Il souligna les défauts sur un ton précipité, passant dix minutes à persuader Scarter de baisser le loyer à douze soli et les frais d'utilisation des meubles à trois pence, tout en arrondissant le dépôt à deux livres.
Sans plus tarder, les frères et sœurs retournèrent avec Scarter à la Compagnie d'Amélioration du Logement de la Ville de Tingen et signèrent deux copies du contrat. Ils se rendirent ensuite au Bureau de Notaire de la Ville de Tingen pour faire notariser le contrat.
Après avoir payé le dépôt et le loyer de la première semaine, l'argent restant de Klein et Benson s'élevait à neuf livres, deux soli et huit pence.
Devant la porte du 2 rue des Jonquilles, ils tenaient chacun un trousseau de clés en cuivre. Ils étaient momentanément incapables de détourner le regard; leurs émotions bouillonnaient en eux.
"On dirait un rêve..." Après un moment, Melissa leva la tête pour regarder la future "Résidence Moretti", et elle parla d'une voix basse mais instable.
Benson lâcha un soupir et sourit.
"Alors ne te réveille pas."
Klein n'était pas aussi émotionnel qu'eux. Il acquiesça et dit, "Nous devons changer les serrures de la porte principale et de la porte du balcon dès que possible."
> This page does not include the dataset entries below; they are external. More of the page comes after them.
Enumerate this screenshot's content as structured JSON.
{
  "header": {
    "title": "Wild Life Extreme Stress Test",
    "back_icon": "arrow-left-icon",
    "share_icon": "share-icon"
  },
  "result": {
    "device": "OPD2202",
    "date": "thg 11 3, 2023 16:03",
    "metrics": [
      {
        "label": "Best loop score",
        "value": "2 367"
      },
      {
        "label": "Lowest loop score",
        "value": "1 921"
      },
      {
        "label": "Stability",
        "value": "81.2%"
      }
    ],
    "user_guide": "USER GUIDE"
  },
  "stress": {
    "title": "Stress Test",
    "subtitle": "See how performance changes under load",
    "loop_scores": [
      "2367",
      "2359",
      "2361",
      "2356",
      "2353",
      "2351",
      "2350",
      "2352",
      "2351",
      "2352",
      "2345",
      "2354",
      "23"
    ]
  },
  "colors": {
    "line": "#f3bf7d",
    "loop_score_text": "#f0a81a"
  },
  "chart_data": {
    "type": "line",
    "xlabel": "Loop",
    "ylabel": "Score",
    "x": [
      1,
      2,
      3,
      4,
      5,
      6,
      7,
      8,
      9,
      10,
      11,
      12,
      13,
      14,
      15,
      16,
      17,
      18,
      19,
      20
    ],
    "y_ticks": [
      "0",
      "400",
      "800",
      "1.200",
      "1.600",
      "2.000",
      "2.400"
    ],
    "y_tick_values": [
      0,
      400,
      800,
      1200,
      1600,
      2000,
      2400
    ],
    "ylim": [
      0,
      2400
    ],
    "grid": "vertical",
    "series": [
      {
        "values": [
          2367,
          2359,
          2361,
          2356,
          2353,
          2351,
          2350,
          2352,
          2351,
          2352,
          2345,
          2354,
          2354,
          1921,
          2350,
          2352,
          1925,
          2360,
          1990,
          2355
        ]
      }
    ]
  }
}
"Il n'y a pas d'urgence. La réputation de la Compagnie d'Amélioration du Logement de la Ville de Tingen est très bonne. Le reste de l'argent est pour votre costume formel. Cependant, avant cela, nous devons rendre visite à Monsieur Franky." Benson montra dans la direction de l'appartement.
...
Les frères et sœurs se contentèrent de pain de seigle à la maison avant de se diriger vers un appartement en enfilade dans la Rue de la Croix de Fer. Quand ils frappèrent à la porte de leur propriétaire, Monsieur Franky déclara de manière imposante tandis qu'il était perché sur un canapé, "Vous connaissez mes règles. Personne n'est autorisé à être en retard sur son loyer !"
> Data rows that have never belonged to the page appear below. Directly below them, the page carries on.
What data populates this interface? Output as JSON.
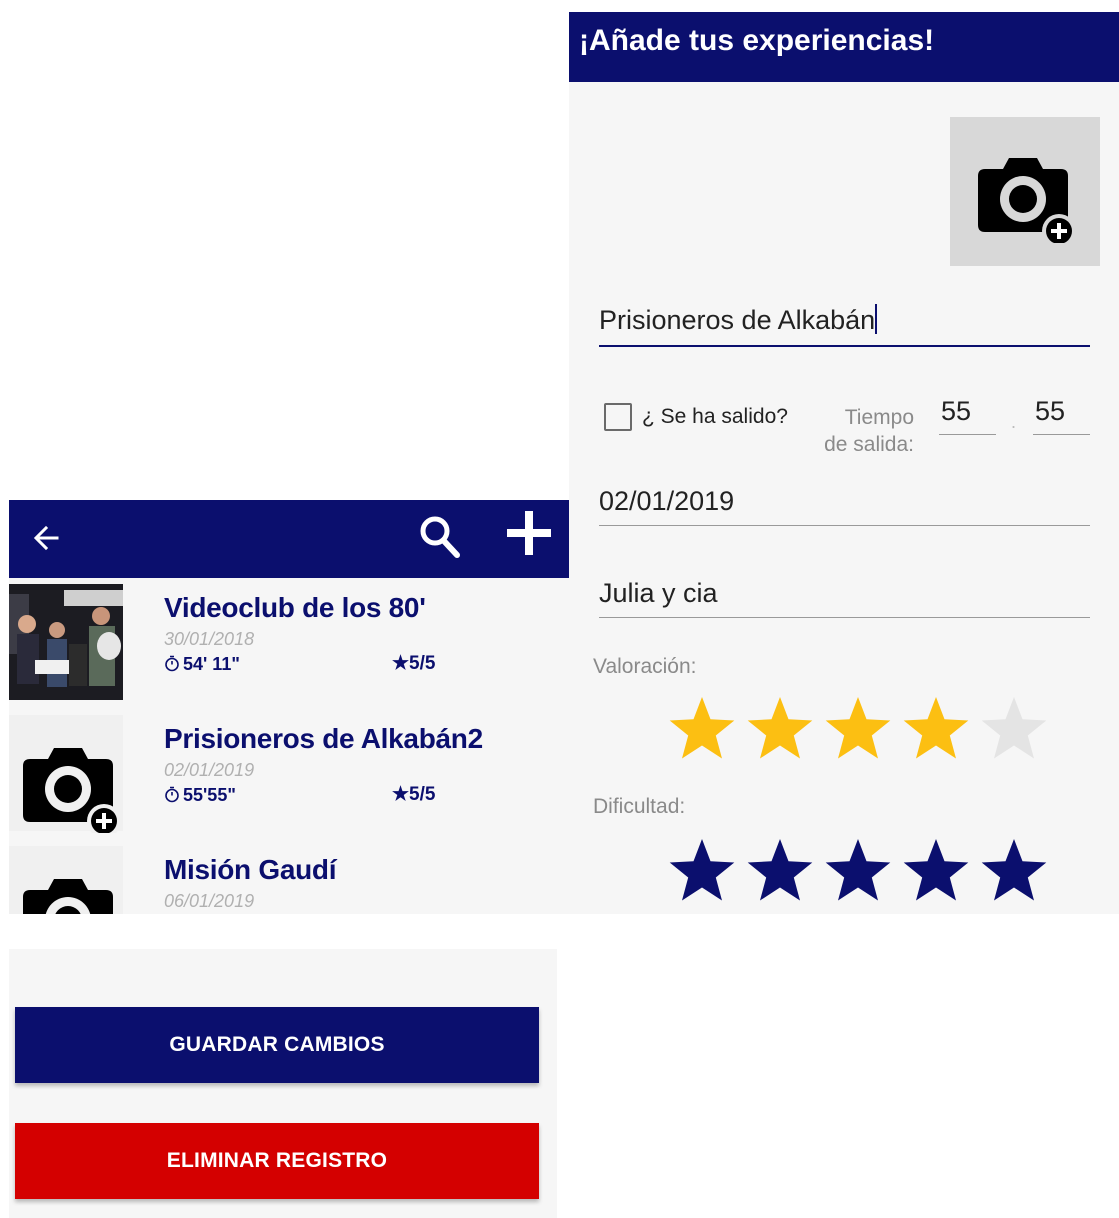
{
  "form": {
    "title": "¡Añade tus experiencias!",
    "photo_button_icon": "add-a-photo-icon",
    "name_value": "Prisioneros de Alkabán",
    "exit_checkbox_label": "¿ Se ha salido?",
    "exit_checked": false,
    "exit_time_label_line1": "Tiempo",
    "exit_time_label_line2": "de salida:",
    "exit_minutes": "55",
    "exit_seconds": "55",
    "date_value": "02/01/2019",
    "people_value": "Julia y cia",
    "rating_label": "Valoración:",
    "rating_value": 4,
    "rating_max": 5,
    "difficulty_label": "Dificultad:",
    "difficulty_value": 5,
    "difficulty_max": 5
  },
  "list": {
    "toolbar_icons": [
      "back-arrow-icon",
      "search-icon",
      "add-icon"
    ],
    "items": [
      {
        "title": "Videoclub de los 80'",
        "date": "30/01/2018",
        "time": "54' 11\"",
        "score": "5/5",
        "thumb": "photo"
      },
      {
        "title": "Prisioneros de Alkabán2",
        "date": "02/01/2019",
        "time": "55'55\"",
        "score": "5/5",
        "thumb": "add-a-photo-icon"
      },
      {
        "title": "Misión Gaudí",
        "date": "06/01/2019",
        "thumb": "add-a-photo-icon"
      }
    ]
  },
  "actions": {
    "save_label": "GUARDAR CAMBIOS",
    "delete_label": "ELIMINAR REGISTRO"
  },
  "colors": {
    "primary": "#0b0f6e",
    "danger": "#d40000",
    "star_gold": "#fcbf12",
    "star_empty": "#e4e4e4",
    "star_navy": "#0b0f6e",
    "background": "#f6f6f6"
  }
}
Benson se pencha en avant et sourit.
"Monsieur Franky, nous sommes ici pour renoncer à notre bail."
Aussi direct ? Négocier de cette manière fonctionnerait-il ? Debout à côté de Benson, Klein fut choqué en l'entendant.
En chemin, Benson avait dit que sa limite inférieure était une compensation de douze soli.
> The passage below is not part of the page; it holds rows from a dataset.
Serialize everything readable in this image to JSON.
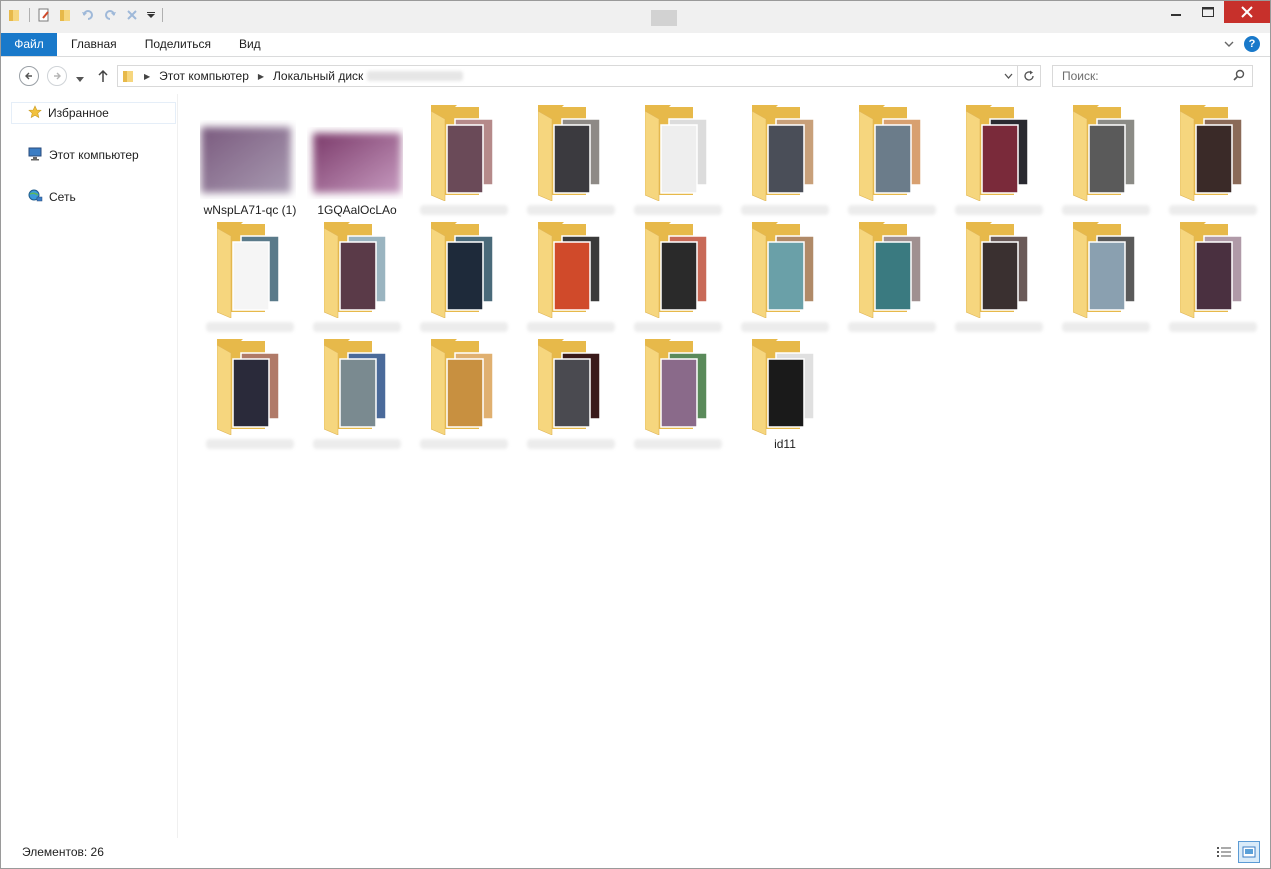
{
  "ribbon": {
    "tabs": [
      "Файл",
      "Главная",
      "Поделиться",
      "Вид"
    ],
    "help_label": "?"
  },
  "address": {
    "crumbs": [
      "Этот компьютер",
      "Локальный диск"
    ]
  },
  "search": {
    "placeholder": "Поиск:"
  },
  "sidebar": {
    "favorites": "Избранное",
    "computer": "Этот компьютер",
    "network": "Сеть"
  },
  "items": [
    {
      "name": "wNspLA71-qc (1)",
      "kind": "image",
      "colors": [
        "#7a5a7e",
        "#a99bb2"
      ]
    },
    {
      "name": "1GQAalOcLAo",
      "kind": "image",
      "colors": [
        "#7b3a6a",
        "#c79bc0"
      ]
    },
    {
      "name": "",
      "kind": "folder",
      "colors": [
        "#6a4a58",
        "#b58a8a"
      ]
    },
    {
      "name": "",
      "kind": "folder",
      "colors": [
        "#3b3a3f",
        "#8e8a86"
      ]
    },
    {
      "name": "",
      "kind": "folder",
      "colors": [
        "#eeeeee",
        "#dcdcdc"
      ]
    },
    {
      "name": "",
      "kind": "folder",
      "colors": [
        "#4a4e58",
        "#c8a07a"
      ]
    },
    {
      "name": "",
      "kind": "folder",
      "colors": [
        "#6b7c8a",
        "#d8a070"
      ]
    },
    {
      "name": "",
      "kind": "folder",
      "colors": [
        "#7a2a3a",
        "#2a2a30"
      ]
    },
    {
      "name": "",
      "kind": "folder",
      "colors": [
        "#5a5a5a",
        "#8b8b86"
      ]
    },
    {
      "name": "",
      "kind": "folder",
      "colors": [
        "#3a2a28",
        "#8a6a58"
      ]
    },
    {
      "name": "",
      "kind": "folder",
      "colors": [
        "#f5f5f5",
        "#5a7a8a"
      ]
    },
    {
      "name": "",
      "kind": "folder",
      "colors": [
        "#5a3a48",
        "#9ab4c0"
      ]
    },
    {
      "name": "",
      "kind": "folder",
      "colors": [
        "#1e2a3a",
        "#4a6a7a"
      ]
    },
    {
      "name": "",
      "kind": "folder",
      "colors": [
        "#d04a2a",
        "#3a3a3a"
      ]
    },
    {
      "name": "",
      "kind": "folder",
      "colors": [
        "#2a2a2a",
        "#c86a58"
      ]
    },
    {
      "name": "",
      "kind": "folder",
      "colors": [
        "#6aa0a8",
        "#b08a68"
      ]
    },
    {
      "name": "",
      "kind": "folder",
      "colors": [
        "#3a7a80",
        "#a09090"
      ]
    },
    {
      "name": "",
      "kind": "folder",
      "colors": [
        "#3a3030",
        "#6a5a58"
      ]
    },
    {
      "name": "",
      "kind": "folder",
      "colors": [
        "#8aa0b0",
        "#5a5a5a"
      ]
    },
    {
      "name": "",
      "kind": "folder",
      "colors": [
        "#4a3040",
        "#b09aa8"
      ]
    },
    {
      "name": "",
      "kind": "folder",
      "colors": [
        "#2a2a3a",
        "#b07a68"
      ]
    },
    {
      "name": "",
      "kind": "folder",
      "colors": [
        "#7a8a90",
        "#4a6a9a"
      ]
    },
    {
      "name": "",
      "kind": "folder",
      "colors": [
        "#c89040",
        "#e0b070"
      ]
    },
    {
      "name": "",
      "kind": "folder",
      "colors": [
        "#4a4a50",
        "#3a1a1a"
      ]
    },
    {
      "name": "",
      "kind": "folder",
      "colors": [
        "#8a6a8a",
        "#5a8a5a"
      ]
    },
    {
      "name": "id11",
      "kind": "folder",
      "colors": [
        "#1a1a1a",
        "#e0e0e0"
      ]
    }
  ],
  "status": {
    "count_text": "Элементов: 26"
  },
  "colors": {
    "accent": "#1979ca",
    "folder": "#f6d67e",
    "folder_dark": "#e7b94a",
    "close": "#c7302b"
  }
}
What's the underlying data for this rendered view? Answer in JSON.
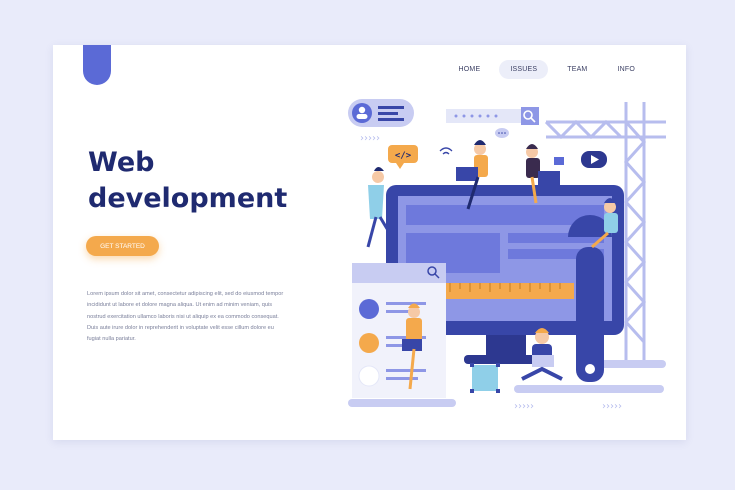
{
  "nav": {
    "items": [
      {
        "label": "HOME"
      },
      {
        "label": "ISSUES",
        "active": true
      },
      {
        "label": "TEAM"
      },
      {
        "label": "INFO"
      }
    ]
  },
  "hero": {
    "title": "Web development",
    "cta_label": "GET STARTED",
    "description": "Lorem ipsum dolor sit amet, consectetur adipiscing elit, sed do eiusmod tempor incididunt ut labore et dolore magna aliqua. Ut enim ad minim veniam, quis nostrud exercitation ullamco laboris nisi ut aliquip ex ea commodo consequat. Duis aute irure dolor in reprehenderit in voluptate velit esse cillum dolore eu fugiat nulla pariatur."
  },
  "illustration": {
    "code_bubble": "</>",
    "icons": [
      "user-icon",
      "search-icon",
      "play-icon",
      "wifi-icon",
      "speech-bubble-icon",
      "code-icon",
      "wrench-icon",
      "crane-icon"
    ]
  },
  "colors": {
    "background": "#e9ebfa",
    "primary": "#1f2a70",
    "accent": "#5b6ad6",
    "cta": "#f4a94c",
    "monitor": "#3846a8",
    "light_purple": "#c8ccf2"
  }
}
"Renoncer à votre bail ? Non ! Nous avons un contrat, et il reste encore six mois !" Franky fixa Benson en agitant les bras.
Benson le regarda sérieusement et attendit un moment avant de dire calmement, "Monsieur Franky, vous devriez comprendre que vous auriez pu gagner beaucoup plus d'argent."
"Gagner beaucoup plus ?" demanda Franky avec intérêt, touchant son visage émacié.
Benson se redressa et expliqua en souriant, "L'unité de deux chambres était louée à nous trois pour cinq soli et six pence. Mais si vous la louiez à une famille de cinq ou six personnes, avec deux ou trois d'entre eux travaillant et étant payés, je pense qu'ils seraient prêts à payer plus pour rester là au lieu de rester à la Rue Inférieure où le taux de criminalité est élevé. Je pense que cinq soli dix pence ou six soli seraient un prix raisonnable."
Les yeux de Franky s'illuminèrent et sa gorge bougea alors que Benson continuait à dire, "De plus, vous êtes certainement conscient que les prix des locations ont augmenté ces dernières années. Plus nous restons, plus vous subissez de pertes."
"Mais… J'ai besoin de temps pour trouver un nouveau locataire." Monsieur Franky, qui avait hérité de l'immeuble, aimait visiblement l'idée.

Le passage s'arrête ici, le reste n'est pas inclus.